Par Raymond Clément.

Du côté du Canada, la Société canadienne d’habitation et de logement (SCHL) calcule que le pays aura besoin de 3,1 millions de logements d’ici 2030.

L’offre de logements n’a pas suivi la demande, soutenue surtout par l’immigration : 600 000 personnes ont immigré en 2023 et 1 million en 2024. Clairement, l’immigration ajoute à la croissance économique en stimulant l’offre de la main-d’oeuvre. En revanche, elle ajoute une pression inflationniste au coût pour se loger, étant donné que la demande en logements est plus forte que l’offre.

Explication de la dérive en cours

En utilisant les comptes nationaux de Statistique Canada, j’ai fait un petit calcul. Entre 1990 et 2023, le revenu des ménages a été multiplié par quatre, tandis que le coût d’une hypothèque a augmenté plus de huit fois. Dit autrement, le ratio hypothèque/revenu est passé de 61 % en 1990 à 134 % en 2023. Dit encore autrement : par le passé, dans un ménage il suffisait qu’une seule personne travaille pour honorer l’hypothèque. Maintenant les deux doivent travailler.

Pareille réalité invite à poser LA question : Comment le niveau des hypothèques a-t-il pu exploser à ce point-là au cours des 30 dernières années? Parce que le système financier est devenu très créatif. Une panoplie de manoeuvres a été élaborée : diminution de la mise de fonds pour obtenir une hypothèque; augmentation de la période d’amortissement; baisse du taux d’hypothécaire dû à la baisse du taux directeur de la Banque du Canada.

Avec quel résultat? Une explosion de la dette hypothécaire canadienne, que le revenu national a d’énormes difficultés à soutenir, surtout à cause de la hausse des taux d’intérêt qu’on connaît.

Conséquences sur les jeunes ménages

Une conséquence de la forte croissance des prix du logement est que les jeunes ménages ont beaucoup de difficultés à en obtenir un. En ce moment au Canada, le ratio dette/revenu se situe à 185 %, comparativement à 125 % pour la moyenne des pays du G7.

Généralement, l’immobilier représente 55 % de la richesse d’un ménage canadien. Mais pour un jeune ménage, l’immobilier représente 89 % de sa richesse, ce qui le rend plus vénérable aux hausses des taux d’intérêt ou à un effondrement de l’immobilier.

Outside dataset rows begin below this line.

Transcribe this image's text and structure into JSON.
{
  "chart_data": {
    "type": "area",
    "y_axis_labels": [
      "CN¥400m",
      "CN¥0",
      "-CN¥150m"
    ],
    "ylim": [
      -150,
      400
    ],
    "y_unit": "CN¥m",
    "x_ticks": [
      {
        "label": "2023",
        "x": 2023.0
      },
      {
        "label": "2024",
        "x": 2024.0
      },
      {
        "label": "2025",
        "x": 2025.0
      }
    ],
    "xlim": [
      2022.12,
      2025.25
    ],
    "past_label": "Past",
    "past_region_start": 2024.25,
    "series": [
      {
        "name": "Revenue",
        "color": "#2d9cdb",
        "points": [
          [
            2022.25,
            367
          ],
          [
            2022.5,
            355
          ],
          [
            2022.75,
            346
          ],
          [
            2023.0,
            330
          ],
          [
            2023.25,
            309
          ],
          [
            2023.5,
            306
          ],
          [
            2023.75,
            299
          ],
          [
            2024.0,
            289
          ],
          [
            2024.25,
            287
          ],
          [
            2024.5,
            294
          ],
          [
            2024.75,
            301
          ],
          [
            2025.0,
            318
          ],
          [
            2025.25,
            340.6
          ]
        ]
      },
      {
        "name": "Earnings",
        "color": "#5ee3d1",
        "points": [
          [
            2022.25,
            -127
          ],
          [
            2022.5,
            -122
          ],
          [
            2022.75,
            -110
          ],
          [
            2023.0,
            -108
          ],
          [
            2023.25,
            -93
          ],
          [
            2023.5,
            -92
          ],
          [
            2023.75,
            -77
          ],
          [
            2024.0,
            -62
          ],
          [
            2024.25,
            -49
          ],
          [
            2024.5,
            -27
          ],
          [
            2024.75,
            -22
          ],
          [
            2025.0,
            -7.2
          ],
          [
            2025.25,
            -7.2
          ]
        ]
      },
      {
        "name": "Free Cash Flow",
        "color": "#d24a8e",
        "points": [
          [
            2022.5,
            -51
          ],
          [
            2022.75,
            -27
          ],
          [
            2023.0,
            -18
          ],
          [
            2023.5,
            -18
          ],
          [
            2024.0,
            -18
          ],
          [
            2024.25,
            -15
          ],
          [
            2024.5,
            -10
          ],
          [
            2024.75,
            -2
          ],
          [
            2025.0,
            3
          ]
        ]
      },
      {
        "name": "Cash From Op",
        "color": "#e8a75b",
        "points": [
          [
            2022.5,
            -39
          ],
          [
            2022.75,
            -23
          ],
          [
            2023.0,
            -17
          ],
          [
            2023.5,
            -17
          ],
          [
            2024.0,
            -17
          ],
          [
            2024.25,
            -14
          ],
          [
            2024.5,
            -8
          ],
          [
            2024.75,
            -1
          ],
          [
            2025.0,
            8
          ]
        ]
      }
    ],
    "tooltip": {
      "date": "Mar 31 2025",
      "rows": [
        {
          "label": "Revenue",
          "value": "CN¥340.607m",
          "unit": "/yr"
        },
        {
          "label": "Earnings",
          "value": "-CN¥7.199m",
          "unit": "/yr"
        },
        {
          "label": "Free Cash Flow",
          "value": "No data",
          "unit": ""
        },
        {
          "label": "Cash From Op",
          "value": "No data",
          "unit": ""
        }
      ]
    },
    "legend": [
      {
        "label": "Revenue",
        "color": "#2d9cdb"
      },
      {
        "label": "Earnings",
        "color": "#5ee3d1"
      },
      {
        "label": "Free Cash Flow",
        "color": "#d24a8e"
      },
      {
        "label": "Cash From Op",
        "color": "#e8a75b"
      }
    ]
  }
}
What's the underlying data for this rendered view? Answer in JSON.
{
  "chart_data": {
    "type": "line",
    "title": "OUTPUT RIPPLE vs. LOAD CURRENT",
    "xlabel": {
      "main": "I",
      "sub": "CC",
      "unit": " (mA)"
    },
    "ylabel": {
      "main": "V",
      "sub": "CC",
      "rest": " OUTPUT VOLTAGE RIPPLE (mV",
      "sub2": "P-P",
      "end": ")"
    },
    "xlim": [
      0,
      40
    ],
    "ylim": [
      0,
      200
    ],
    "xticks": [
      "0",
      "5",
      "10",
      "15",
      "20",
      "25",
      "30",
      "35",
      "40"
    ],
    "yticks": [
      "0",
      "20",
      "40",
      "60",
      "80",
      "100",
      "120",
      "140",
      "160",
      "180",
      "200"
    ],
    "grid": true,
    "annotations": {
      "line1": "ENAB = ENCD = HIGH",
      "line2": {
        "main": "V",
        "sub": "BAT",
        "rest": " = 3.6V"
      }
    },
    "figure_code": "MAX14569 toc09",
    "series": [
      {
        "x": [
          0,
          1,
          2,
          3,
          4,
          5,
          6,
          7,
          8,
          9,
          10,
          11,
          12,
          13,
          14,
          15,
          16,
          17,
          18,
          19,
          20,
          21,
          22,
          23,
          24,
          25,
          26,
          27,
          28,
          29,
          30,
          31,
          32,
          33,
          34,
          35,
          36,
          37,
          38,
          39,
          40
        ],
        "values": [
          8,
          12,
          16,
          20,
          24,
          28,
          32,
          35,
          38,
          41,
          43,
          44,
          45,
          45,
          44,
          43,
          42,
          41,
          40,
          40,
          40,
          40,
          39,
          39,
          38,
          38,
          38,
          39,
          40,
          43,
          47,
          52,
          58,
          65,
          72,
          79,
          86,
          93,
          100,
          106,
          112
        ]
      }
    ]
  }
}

La hausse des coûts de financement pousse les jeunes ménages à se tourner vers leurs parents. En 2015, 20 % des jeunes couples étaient aidés par leurs parents. Ce pourcentage était monté à 30 % en 2022. En termes de dollars, l’aide est passée de 52 000 $ à 82 000 $. Les jeunes couples gagnent à avoir des parents riches.

Le profit plutôt que la justice sociale

Il faut retenir que le système financier a délaissé l’investissement dans du capital productif pour se tourner vers l’immobilier. Cette approche affecte la croissance économique du Canada qui, relativement à d’autres pays du G7, connaît des faiblesses de productivité.

Voilà ce qui arrive quand les logements deviennent des instruments d’investissement et non de simples biens de consommation. Alors que d’un point de vue de justice sociale, les logements devraient être compris comme des biens de consommation pensés sur le long terme.